Fly Buys operator posts 3% profit growth in record year for redemptions
Loyalty New Zealand, which operates the Fly Buys loyalty programme used by 53 companies, reported a 3 percent increase in profit growth last year, a period in which it had record redemptions of loyalty points.
Profit was $1.66 million in the 12 months ended March 31, from $1.62 million a year earlier, according to the Wellington-based company's financial statements. Total revenue was little changed at $82.7 million.
Loyalty New Zealand, which began the Fly Buys programme in 1996, charges its participating partner companies for the points they issue to the 2.44 million Fly Buys members, and uses the bulk of the proceeds buying the rewards when points are redeemed. It has 1,767 rewards listed on its website, ranging from accommodation to 'useful things for the flat'.
In the latest year, rewards-based revenue amounted to $65.6 million and participant based revenue was $12.7 million, both little changed from 2012. Total costs to provide rewards to members fell to $66 million from $69 million and costs for services to participants climbed to $14 million from $11 million.
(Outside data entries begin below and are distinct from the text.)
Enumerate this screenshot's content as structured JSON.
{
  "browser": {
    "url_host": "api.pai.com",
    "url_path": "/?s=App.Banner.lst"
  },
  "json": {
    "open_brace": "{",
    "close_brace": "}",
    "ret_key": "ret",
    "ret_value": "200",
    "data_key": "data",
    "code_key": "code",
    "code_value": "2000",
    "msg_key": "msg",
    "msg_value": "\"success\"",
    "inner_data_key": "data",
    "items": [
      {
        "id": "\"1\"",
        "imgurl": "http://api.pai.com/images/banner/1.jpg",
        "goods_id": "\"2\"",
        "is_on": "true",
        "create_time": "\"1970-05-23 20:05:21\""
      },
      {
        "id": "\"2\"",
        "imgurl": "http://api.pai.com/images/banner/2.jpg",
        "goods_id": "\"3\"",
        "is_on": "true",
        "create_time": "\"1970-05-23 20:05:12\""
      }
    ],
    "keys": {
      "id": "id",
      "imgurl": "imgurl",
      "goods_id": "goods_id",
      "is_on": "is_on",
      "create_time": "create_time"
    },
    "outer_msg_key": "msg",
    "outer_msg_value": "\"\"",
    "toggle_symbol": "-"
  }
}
The retail value of rewards redeemed in the 2013 year was a record $80 million and the company said 2014 "is shaping up to be a record year for points collected and redeemed."
"The number of points we give away continues to increase each year, showing the impact of Fly Buys on New Zealand shoppers," interim chief executive Chris Lamers said in an emailed statement.
Loyalty New Zealand is owned by Z Energy, Bank of New Zealand, IAG New Zealand and the Foodstuffs supermarket cooperative.
Revenue has almost tripled in the last 13 years, from the $29.9 million received in to March 2000 year. It returns a net $1.62 for each $1 of points cost for its partners, according to return on investment figures for 2009 published on the company's website.
As well as Fly Buys, it offers analysis of consumer spending based on the raw data it generates, marketing, brand and campaign advice and management, and LAB360, a specialist data and direct marketing agency.
Commissions earned from third parties rose to $654,000 last year, from $449,000.